There are two big weather headlines to discuss.
First, a serious wildfire continues to burn in the Wharton State Forest of Burlington County. A wind shift will blow smoke toward more of New Jersey.
Second, a slow-moving storm system means a return to unsettled weather is expected for the next two to three days. That means raindrops, clouds, humidity, and cooler temperatures.
I will say that the forecast for the weekend is looking better, brighter, drier, warmer, and more summer-ish.
You may be able to dodge raindrops for most of the day. And if that's the case, it won't be a bad start to summer at all.
Skies will be mostly cloudy throughout Tuesday. And a few passing showers will travel through the state starting from mid-morning through mid-afternoon. That rain then looks to become steadier and more widespread from mid-afternoon through Tuesday evening.
High temperatures should reach about 75 to 80 degrees. Sure it's below-normal and cooler than the last few days. But it should be a comfortably warm day. (I love me some 70s.)
With pockets of rain likely Tuesday evening and overnight. I think the majority of New Jersey will get wet.
Humidity levels will also be on the rise Tuesday, as a southerly breeze transports moisture and pushes dew points into the 60s.
Of course, rain and higher humidity are pieces of good news for firefighters in the Wharton State Forest in Burlington County. The shift in wind direction from northerly to southerly is not though, blowing smoke in the opposite direction. That means South Jersey gets a fresh of fresh air, while most of New Jersey may now experience a smoky smell, hazy sky, poor air quality, and colorful sunrises/sunsets.
Overall, not a great day. Pretty "blah" really. With that storm system still crawling through the area, New Jersey will fall under the influence of a marine air mass. That will keep our weather cloudy, drizzling, and cool. I expect most high temperatures will be stuck at or below 70 degrees.
However, along the western edge of the state, there is a chance for some sun. That would have the effect of 1.) bumping temperatures closer to 80 degrees, and 2.) cooking the atmosphere, raising concerns for severe weather.
Eventually, a front will roll in from the west, sweeping in a band of steady to heavy rain and potential thunderstorms. Wednesday night is probably going to be the wettest period of the week. And there could be some gusty thunderstorms and flooding downpours to watch out for. Some rainfall totals may exceed an inch. (The Euro model actually pumps out 2 to 3+ inches of rain through Wednesday night, which seems unreasonable.)
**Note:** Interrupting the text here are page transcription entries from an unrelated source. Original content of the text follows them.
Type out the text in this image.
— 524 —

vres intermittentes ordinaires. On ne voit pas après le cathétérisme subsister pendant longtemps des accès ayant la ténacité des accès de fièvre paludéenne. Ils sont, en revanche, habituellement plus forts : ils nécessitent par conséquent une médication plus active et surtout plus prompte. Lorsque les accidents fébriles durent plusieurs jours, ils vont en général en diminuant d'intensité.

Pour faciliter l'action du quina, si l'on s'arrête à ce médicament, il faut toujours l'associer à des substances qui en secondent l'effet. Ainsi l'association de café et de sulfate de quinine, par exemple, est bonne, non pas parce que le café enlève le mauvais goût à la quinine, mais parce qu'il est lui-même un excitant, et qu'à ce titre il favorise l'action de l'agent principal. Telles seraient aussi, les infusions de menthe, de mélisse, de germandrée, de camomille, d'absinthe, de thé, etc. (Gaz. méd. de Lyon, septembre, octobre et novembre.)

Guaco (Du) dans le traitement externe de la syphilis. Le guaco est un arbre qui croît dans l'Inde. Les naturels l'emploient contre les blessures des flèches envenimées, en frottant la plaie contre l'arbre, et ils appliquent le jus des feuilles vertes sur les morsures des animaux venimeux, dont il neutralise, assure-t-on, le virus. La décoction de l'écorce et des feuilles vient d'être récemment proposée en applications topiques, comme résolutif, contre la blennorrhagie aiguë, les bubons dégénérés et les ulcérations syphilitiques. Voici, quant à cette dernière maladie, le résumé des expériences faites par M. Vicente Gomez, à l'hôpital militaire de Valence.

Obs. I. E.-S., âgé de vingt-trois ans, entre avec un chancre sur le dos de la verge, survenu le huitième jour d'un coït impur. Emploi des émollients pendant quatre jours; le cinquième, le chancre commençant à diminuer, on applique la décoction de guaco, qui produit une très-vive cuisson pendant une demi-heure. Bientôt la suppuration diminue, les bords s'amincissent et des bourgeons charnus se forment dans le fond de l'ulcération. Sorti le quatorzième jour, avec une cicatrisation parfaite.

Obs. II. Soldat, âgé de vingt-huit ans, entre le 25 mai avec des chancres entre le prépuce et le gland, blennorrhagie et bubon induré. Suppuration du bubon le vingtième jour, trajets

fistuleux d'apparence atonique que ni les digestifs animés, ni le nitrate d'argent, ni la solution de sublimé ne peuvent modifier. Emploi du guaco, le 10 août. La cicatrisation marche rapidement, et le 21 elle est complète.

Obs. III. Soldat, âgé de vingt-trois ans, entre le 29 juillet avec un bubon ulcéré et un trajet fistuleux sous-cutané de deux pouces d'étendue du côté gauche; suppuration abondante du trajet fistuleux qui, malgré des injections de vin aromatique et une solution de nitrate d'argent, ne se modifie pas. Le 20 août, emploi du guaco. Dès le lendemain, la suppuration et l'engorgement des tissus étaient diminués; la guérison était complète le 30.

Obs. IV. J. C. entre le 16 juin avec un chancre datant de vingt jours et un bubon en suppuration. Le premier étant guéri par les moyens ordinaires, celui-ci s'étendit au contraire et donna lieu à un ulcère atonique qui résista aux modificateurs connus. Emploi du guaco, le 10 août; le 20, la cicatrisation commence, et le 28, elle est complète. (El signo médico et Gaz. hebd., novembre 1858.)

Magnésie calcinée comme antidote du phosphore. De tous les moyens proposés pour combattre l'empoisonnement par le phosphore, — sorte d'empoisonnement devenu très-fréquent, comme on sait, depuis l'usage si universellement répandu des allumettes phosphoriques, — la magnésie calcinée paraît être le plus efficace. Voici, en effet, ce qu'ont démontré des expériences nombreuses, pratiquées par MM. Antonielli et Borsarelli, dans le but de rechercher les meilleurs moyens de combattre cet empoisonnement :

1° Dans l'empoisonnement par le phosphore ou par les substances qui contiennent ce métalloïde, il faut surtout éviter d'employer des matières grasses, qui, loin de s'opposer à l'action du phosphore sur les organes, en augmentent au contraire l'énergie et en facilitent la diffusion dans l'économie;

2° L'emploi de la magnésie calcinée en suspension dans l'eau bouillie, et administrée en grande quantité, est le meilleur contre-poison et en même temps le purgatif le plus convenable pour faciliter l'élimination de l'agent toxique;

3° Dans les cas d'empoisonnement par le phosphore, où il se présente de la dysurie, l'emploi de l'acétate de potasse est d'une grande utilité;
Thursday will start with rain, probably through about mid-morning. Then, as that pesky storm system finally departs, hopefully we'll see partial clearing through the afternoon. It's not a guarantee, but I'm optimistic about the brighter, drier skies.
High temperatures will depend largely on how much clearing we see. Breaks of sun? Upper 70s. Socked in by clouds and showers? Lower 70s.
If all goes well, we'll begin a pattern of warm, summer-ish days on Friday. Under partly sunny skies, high temperatures should spike toward 80 degrees. I can't completely rule out a shower at some point, but Friday's forecast does look primarily dry.
The Weekend & Beyond
In Monday's weather blog, I raised concerns about the aforementioned storm system getting "stuck" and spitting clouds, showers, and on-shore breezes toward New Jersey through the weekend. But the latest guidance suggests that disturbance will be far enough away to be a non-issue.
Our latest forecast shows mixed periods of sun and clouds for both Saturday and Sunday, with seasonable, summer-ish high temperatures in the 80s. Humidity levels will be moderate — noticeable, but not tropical.
Next cold front is progged for Monday the 27th, ushering in rain and then somewhat cooler, drier air for the final few days of June.